In today’s research environments, collaboration happens everywhere; the new General Purpose Laboratory on Lawrence Berkeley National Laboratory’s campus was designed with this paradigm in mind. Created to facilitate interaction between diverse research groups, the laboratory houses easily customizable labs and research space for approximately 130 researchers. Offices and laboratories are located adjacent to one another on each of the three floors, encouraging a natural workflow and spontaneous interaction. Open workstations allow for the penetration of natural daylight in column-free office areas. This feature, along with solar water heating, high R-value insulation, a cool roof, energy efficient lighting, and an interior light shelf combined with exterior fins, led to a LEED Gold certification for the building.

The Lawrence Berkeley National Laboratory General Purpose Lab currently houses groups from the Joint Center for Energy Storage Research, the Joint Center for Artificial Photosynthesis, the Life Sciences Division, and the Physical Biosciences Division.
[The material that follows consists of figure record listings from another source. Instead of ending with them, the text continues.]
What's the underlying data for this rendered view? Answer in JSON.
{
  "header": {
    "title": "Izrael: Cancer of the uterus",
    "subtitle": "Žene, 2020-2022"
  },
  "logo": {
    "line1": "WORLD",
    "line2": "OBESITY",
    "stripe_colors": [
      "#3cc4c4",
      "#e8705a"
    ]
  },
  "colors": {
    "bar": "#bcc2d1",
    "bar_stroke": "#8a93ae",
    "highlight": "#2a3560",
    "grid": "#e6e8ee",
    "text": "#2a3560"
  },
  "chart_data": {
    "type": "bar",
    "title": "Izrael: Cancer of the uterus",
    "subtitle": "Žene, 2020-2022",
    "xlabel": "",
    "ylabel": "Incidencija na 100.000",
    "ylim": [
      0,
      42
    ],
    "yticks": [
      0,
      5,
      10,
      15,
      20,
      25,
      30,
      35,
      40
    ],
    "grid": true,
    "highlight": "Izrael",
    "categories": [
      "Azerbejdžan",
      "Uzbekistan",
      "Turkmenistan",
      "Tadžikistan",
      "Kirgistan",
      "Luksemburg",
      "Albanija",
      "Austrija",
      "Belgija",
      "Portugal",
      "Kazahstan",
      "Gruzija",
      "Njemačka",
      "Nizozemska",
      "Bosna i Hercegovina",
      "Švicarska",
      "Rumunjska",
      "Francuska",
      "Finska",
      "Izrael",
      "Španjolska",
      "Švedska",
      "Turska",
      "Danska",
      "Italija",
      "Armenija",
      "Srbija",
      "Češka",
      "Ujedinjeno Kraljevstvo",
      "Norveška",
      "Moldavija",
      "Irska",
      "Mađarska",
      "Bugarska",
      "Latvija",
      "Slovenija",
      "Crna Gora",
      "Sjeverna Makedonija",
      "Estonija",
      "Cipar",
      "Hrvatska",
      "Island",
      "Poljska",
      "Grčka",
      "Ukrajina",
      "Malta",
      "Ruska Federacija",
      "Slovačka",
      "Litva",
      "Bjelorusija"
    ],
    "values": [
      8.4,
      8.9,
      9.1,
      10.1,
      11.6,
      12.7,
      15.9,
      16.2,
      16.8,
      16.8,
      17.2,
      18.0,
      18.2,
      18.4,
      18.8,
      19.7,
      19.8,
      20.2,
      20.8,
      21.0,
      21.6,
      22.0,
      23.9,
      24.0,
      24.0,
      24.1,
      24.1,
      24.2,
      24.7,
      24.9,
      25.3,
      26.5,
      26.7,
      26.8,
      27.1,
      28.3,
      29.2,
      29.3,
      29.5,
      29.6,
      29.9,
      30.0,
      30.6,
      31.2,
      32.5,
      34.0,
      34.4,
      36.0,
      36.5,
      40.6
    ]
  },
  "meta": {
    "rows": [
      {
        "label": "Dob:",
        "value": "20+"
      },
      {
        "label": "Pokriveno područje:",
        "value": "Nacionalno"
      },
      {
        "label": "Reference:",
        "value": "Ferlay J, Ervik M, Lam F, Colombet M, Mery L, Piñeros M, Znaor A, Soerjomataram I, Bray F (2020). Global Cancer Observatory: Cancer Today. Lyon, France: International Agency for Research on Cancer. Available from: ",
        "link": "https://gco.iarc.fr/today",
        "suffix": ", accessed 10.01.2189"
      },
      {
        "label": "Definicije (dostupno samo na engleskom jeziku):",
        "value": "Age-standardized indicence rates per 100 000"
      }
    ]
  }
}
At the ribboncutting ceremony for the new building, U.S. Secretary of Energy Ernest Moniz remarked that the project represents “walking the talk in terms of [LBNL’s] own infrastructure renewal, having the highest standards and setting the standards for things like energy efficiency. It’s a great opportunity which brings together all of these themes.”

Quick Facts

The GPL building uses 40% less energy than similarly sized buildings.

The building was sited to protect an existing grove of Giant Sequoia trees.